PBB misalnya, terus mengeluarkan resolusi demi menyelesaikan konflik antara kedua negara. Namun harus diingat, resolusi tersebut tak benar-benar tulus mewujudkan kemerdekaan hakiki bagi Palestina. Pasalnya PBB-lah yang menyetujui untuk mengakhiri ‘Mandat Britania’ untuk Palestina. Melalui Resolusi 181, PBB menyetujui untuk memecah belah wilayah Palestina. PBB pula yang menawarkan “solusi dua negara” yang menyerukan kedua negara untuk hidup berdampingan dengan batas wilayah yang diakui. Padahal, “solusi dua negara” adalah pengakuan secara nyata tentang keberadaan Yahudi di tanah Palestina.
Setali tiga uang dengan PBB, Organisasi Kerja Sama Islam (OKI) yang diklaim sebagai representasi dunia Islam, ternyata tidak mewakili Islam dan kaum muslim, bahkan tidak ada hubungannya sama sekali. Para anggota yang tergabung di dalamnya hanya tolong-menolong dalam kejahatan dan permusuhan. Mereka hanyalah alat kolonial yang ada di negeri-negeri muslim. Mereka pun hanya bekerja demi mengimplementasikan berbagai proyek dan menjaga kepentingan mereka.

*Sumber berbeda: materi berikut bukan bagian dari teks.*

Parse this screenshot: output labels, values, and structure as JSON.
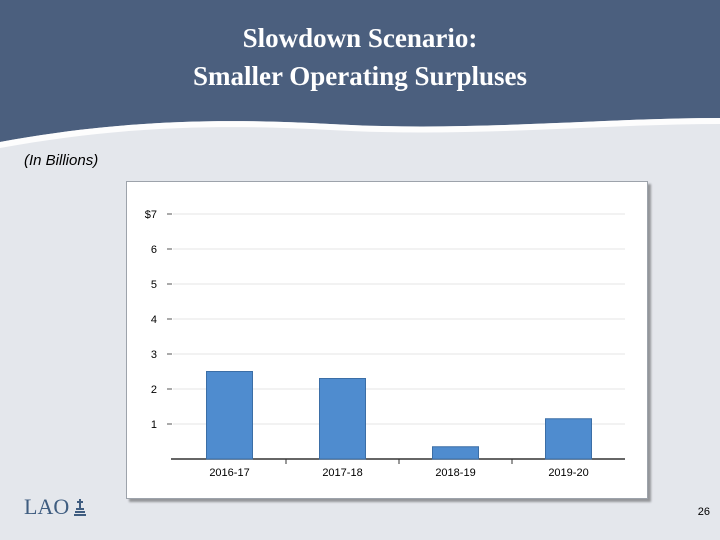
{
  "slide": {
    "title_line1": "Slowdown Scenario:",
    "title_line2": "Smaller Operating Surpluses",
    "units_note": "(In Billions)",
    "logo_text": "LAO",
    "page_number": "26"
  },
  "colors": {
    "header": "#4b5f7e",
    "swoosh": "#ffffff",
    "bar": "#4f8ccf",
    "bar_edge": "#3b6ea6",
    "grid": "#e6e6e6",
    "axis": "#333333"
  },
  "chart_data": {
    "type": "bar",
    "title": "",
    "xlabel": "",
    "ylabel": "",
    "categories": [
      "2016-17",
      "2017-18",
      "2018-19",
      "2019-20"
    ],
    "values": [
      2.5,
      2.3,
      0.35,
      1.15
    ],
    "ylim": [
      0,
      7
    ],
    "y_ticks": [
      {
        "value": 1,
        "label": "1"
      },
      {
        "value": 2,
        "label": "2"
      },
      {
        "value": 3,
        "label": "3"
      },
      {
        "value": 4,
        "label": "4"
      },
      {
        "value": 5,
        "label": "5"
      },
      {
        "value": 6,
        "label": "6"
      },
      {
        "value": 7,
        "label": "$7"
      }
    ],
    "grid": true
  }
}
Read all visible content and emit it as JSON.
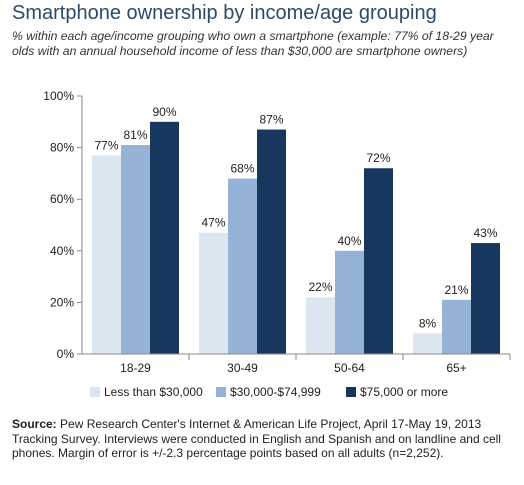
{
  "title": "Smartphone ownership by income/age grouping",
  "subtitle": "% within each age/income grouping who own a smartphone (example: 77% of 18-29 year olds with an annual household income of less than $30,000 are smartphone owners)",
  "source": {
    "label": "Source:",
    "text": " Pew Research Center's Internet & American Life Project, April 17-May 19, 2013 Tracking Survey. Interviews were conducted in English and Spanish and on landline and cell phones.  Margin of error is +/-2.3 percentage points based on all adults (n=2,252)."
  },
  "colors": {
    "series": [
      "#dce6f1",
      "#95b3d7",
      "#17375e"
    ],
    "axis": "#888888"
  },
  "chart_data": {
    "type": "bar",
    "categories": [
      "18-29",
      "30-49",
      "50-64",
      "65+"
    ],
    "series": [
      {
        "name": "Less than $30,000",
        "values": [
          77,
          47,
          22,
          8
        ]
      },
      {
        "name": "$30,000-$74,999",
        "values": [
          81,
          68,
          40,
          21
        ]
      },
      {
        "name": "$75,000 or more",
        "values": [
          90,
          87,
          72,
          43
        ]
      }
    ],
    "value_suffix": "%",
    "ylim": [
      0,
      100
    ],
    "yticks": [
      "0%",
      "20%",
      "40%",
      "60%",
      "80%",
      "100%"
    ],
    "legend_position": "bottom",
    "grid": false
  }
}
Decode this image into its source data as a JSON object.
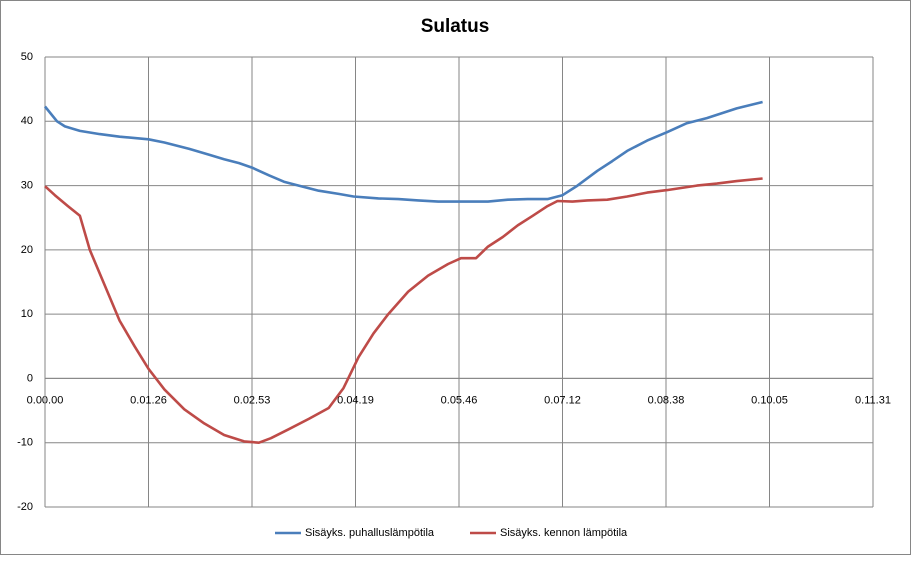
{
  "chart_data": {
    "type": "line",
    "title": "Sulatus",
    "xlim": [
      0,
      691.2
    ],
    "xticks": [
      {
        "value": 0,
        "label": "0.00.00"
      },
      {
        "value": 86.4,
        "label": "0.01.26"
      },
      {
        "value": 172.8,
        "label": "0.02.53"
      },
      {
        "value": 259.2,
        "label": "0.04.19"
      },
      {
        "value": 345.6,
        "label": "0.05.46"
      },
      {
        "value": 432,
        "label": "0.07.12"
      },
      {
        "value": 518.4,
        "label": "0.08.38"
      },
      {
        "value": 604.8,
        "label": "0.10.05"
      },
      {
        "value": 691.2,
        "label": "0.11.31"
      }
    ],
    "ylim": [
      -20,
      50
    ],
    "yticks": [
      -20,
      -10,
      0,
      10,
      20,
      30,
      40,
      50
    ],
    "grid": true,
    "legend": "bottom",
    "series": [
      {
        "name": "Sisäyks. puhalluslämpötila",
        "color": "#4a7ebb",
        "x": [
          0,
          10,
          16.6,
          29.1,
          45.7,
          62.3,
          86.4,
          99.7,
          120.5,
          137.1,
          149.5,
          162,
          172.8,
          186.9,
          199.4,
          211.8,
          228.5,
          245.1,
          257.5,
          278.3,
          294.9,
          311.5,
          328.2,
          344.8,
          369.8,
          386.4,
          402.9,
          419.5,
          432,
          444.5,
          461.1,
          473.6,
          486,
          502.6,
          519.2,
          535.8,
          552.5,
          577.4,
          599
        ],
        "values": [
          42.3,
          40,
          39.2,
          38.5,
          38,
          37.6,
          37.2,
          36.7,
          35.7,
          34.8,
          34.1,
          33.5,
          32.8,
          31.6,
          30.6,
          30,
          29.2,
          28.7,
          28.3,
          28,
          27.9,
          27.7,
          27.5,
          27.5,
          27.5,
          27.8,
          27.9,
          27.9,
          28.5,
          30,
          32.3,
          33.8,
          35.4,
          37,
          38.3,
          39.7,
          40.5,
          42,
          43
        ]
      },
      {
        "name": "Sisäyks. kennon lämpötila",
        "color": "#be4b48",
        "x": [
          0,
          8.3,
          19.1,
          29.1,
          37.4,
          49.8,
          62.3,
          74.8,
          86.4,
          99.7,
          116.3,
          132.9,
          149.5,
          166.2,
          178.6,
          188.6,
          203.5,
          220.2,
          236.8,
          249.2,
          261.7,
          274.2,
          286.6,
          303.2,
          319.8,
          336.5,
          347.3,
          359.8,
          369.8,
          382.2,
          394.6,
          407.1,
          419.5,
          427.8,
          440.3,
          452.8,
          469.4,
          486,
          502.6,
          519.2,
          544.1,
          560.8,
          577.4,
          599
        ],
        "values": [
          29.9,
          28.5,
          26.8,
          25.3,
          20,
          14.5,
          9,
          5,
          1.5,
          -1.7,
          -4.8,
          -7,
          -8.8,
          -9.8,
          -10,
          -9.3,
          -7.9,
          -6.3,
          -4.6,
          -1.5,
          3.3,
          7,
          10,
          13.5,
          16,
          17.8,
          18.7,
          18.7,
          20.5,
          22,
          23.8,
          25.3,
          26.8,
          27.6,
          27.5,
          27.7,
          27.8,
          28.3,
          28.9,
          29.3,
          30,
          30.3,
          30.7,
          31.1
        ]
      }
    ]
  }
}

OKI sejatinya tengah memainkan dua peran ganda. Di satu sisi mereka membela kemerdekaan Palestina dan mengecam aneksasi Israel, namun di sisi lain sebagian anggota OKI justru kembali menormalisasi hubungannya dengan Israel. Di antaranya adalah Mesir, Yordania, Uni Emirat Arab, dan Bahrain. Bagaimana mungkin kemerdekaan dan perdamaian hakiki akan terwujud jika mereka bermain di “dua kaki?” Jika memang OKI bersungguh-sungguh ingin membela rakyat Palestina, seharusnya kepeduliannya tak sekadar mengadakan sidang dan mengecam. Pembelaan nyata seharusnya diwujudkan dengan memobilisasi kekuatan dan kemampuan umat Islam, serta mengerahkan pasukan ke Palestina.
Resolusi Absurd
Nyaris sama dengan dua lembaga internasional tersebut, Amerika Serikat di bawah kepemimpinan Donald Trump saat itu juga menawarkan solusi perdamaian untuk menyelesaikan konflik Palestina-Israel. Sayangnya solusi dari penguasa negara kampiunnya demokrasi tersebut sangatlah “menggelikan”. Road mad tersebut berisi pembagian kekuasaan di kawasan konflik yang bernama Deal of the Century atau “Kesepakatan Abad” ini. Meski bertajuk kesepakatan, namun sesungguhnya itu hanyalah klaim sepihak dari Amerika tanpa melibatkan Palestina sedikit pun.
Deal of the Century sendiri berisi poin-poin yang sangat diskriminatif. Menguntungkan bagi Israel, tetapi sangat merugikan Palestina. Beberapa poin tersebut. Pertama, Israel akan menguasai Tepi Barat dan lembah Yordan yang subur. Palestina pun hanya mendapatkan 15 persen wilayah yang diduduki Israel, itu pun terpisah satu sama lain.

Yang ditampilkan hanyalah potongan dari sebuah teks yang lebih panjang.